UBC Theses and Dissertations
Labour market outcomes of shifts in industrial composition in Brazil and Mexico Mardukhi, Jian
Conventionally, it is believed that wages are primarily determined by aggregate demand for labour, treating its industrial composition as irrelevant. E.g., while trade liberalization affects aggregate labour demand and its industrial composition by differently impacting within-industry labour demands, it is deemed to affect wages mainly through the former rather than the latter. In principle, given that industries pay differently to similar workers, compositional shifts that favour high premium industries, increase the likelihood of high-paying employment and raise the value of outside options for unemployed workers within skill-groups. Consequently, wages strategically increase in all industries. Chapters 1 and 2 explore whether after controlling for changes in aggregate demand for labour, shifts in its industrial composition play an important role in determining wages. Guided by the outcome of a general equilibrium model, exogenous, trade-induced variation in change in composition of local employment across cities in Mexico and Brazil during the 1990s is used to identify the associated causal wage effects, while controlling for changes in local demands for labour. It is found that shifts in industrial composition of local employment substantially impacts local sectoral wages. Not much is known about the reasons behind differences in self-employment rate across space.

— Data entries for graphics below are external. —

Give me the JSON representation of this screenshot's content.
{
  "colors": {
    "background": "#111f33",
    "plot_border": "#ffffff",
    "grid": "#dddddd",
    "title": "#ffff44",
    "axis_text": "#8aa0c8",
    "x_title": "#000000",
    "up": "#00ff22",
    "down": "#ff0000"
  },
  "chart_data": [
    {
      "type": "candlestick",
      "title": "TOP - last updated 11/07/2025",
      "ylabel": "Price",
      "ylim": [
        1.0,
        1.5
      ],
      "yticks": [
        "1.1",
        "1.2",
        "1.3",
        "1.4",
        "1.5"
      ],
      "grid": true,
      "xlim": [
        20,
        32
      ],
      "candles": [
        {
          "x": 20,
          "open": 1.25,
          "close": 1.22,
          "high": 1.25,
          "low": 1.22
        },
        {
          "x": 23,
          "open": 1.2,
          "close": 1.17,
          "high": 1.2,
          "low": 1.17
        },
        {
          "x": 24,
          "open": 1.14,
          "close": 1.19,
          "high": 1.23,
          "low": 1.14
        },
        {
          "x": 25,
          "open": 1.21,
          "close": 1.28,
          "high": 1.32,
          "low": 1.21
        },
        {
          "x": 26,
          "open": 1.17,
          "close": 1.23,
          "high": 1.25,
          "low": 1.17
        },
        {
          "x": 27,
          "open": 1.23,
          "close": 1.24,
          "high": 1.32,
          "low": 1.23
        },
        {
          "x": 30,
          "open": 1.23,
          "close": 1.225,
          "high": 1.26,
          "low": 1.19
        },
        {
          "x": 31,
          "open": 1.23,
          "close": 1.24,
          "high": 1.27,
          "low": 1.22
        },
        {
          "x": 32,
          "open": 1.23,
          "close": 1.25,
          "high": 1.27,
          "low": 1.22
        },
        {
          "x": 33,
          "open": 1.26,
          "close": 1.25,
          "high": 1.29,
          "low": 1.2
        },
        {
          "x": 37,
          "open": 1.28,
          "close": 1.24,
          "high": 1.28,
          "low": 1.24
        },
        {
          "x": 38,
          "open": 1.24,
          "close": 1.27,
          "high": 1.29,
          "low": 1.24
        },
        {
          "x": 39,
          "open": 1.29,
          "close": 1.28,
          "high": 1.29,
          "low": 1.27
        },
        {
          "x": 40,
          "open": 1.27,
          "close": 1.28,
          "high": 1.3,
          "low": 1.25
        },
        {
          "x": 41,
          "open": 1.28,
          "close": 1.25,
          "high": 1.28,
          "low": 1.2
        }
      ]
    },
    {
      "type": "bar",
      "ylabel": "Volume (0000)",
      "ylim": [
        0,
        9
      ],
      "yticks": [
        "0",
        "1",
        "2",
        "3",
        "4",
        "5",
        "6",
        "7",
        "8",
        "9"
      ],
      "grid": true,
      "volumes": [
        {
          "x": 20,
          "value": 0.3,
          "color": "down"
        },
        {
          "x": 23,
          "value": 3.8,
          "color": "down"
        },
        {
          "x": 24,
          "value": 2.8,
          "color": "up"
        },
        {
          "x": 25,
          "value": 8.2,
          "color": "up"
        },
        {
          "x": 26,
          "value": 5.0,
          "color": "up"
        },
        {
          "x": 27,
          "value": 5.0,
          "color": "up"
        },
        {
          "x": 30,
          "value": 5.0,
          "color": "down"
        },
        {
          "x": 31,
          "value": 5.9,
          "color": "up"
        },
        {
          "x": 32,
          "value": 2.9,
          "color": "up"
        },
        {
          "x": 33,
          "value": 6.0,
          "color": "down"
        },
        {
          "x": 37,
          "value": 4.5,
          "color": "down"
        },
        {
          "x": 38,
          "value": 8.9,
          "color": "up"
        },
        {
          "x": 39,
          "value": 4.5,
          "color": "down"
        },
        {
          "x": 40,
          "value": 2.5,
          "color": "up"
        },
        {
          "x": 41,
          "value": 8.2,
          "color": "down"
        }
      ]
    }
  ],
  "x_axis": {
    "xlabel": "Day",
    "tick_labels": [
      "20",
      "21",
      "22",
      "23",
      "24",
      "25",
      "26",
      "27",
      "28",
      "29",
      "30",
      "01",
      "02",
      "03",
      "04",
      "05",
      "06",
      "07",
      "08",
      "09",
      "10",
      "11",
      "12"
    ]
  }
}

While differences in local factors might matter, such factors are also impacted by changes in self-employment rate, making identification difficult. Chapter 3 asks to what extent local wages and wage-employment rate are important in determining local self-employment rate. Building on the structure provided by a multi-city, multi-industry search and bargaining model of a labour market, the 1991 and 2000 waves of the Brazilian household census data are used to identify the long-term, causal effects of local employment rate and wages on local self-employment rate across Brazilian sub-national labour markets. Exogenous variation in local structures of wages and employment across Brazilian cities that were induced by trade liberalization of the 1990s in Brazil are used as the basis of the identification strategy. It is found that reallocation to self-employment from unemployment causally, and inversely, depends on local average wage and employment rate, and is substantially more responsive to changes in local wages.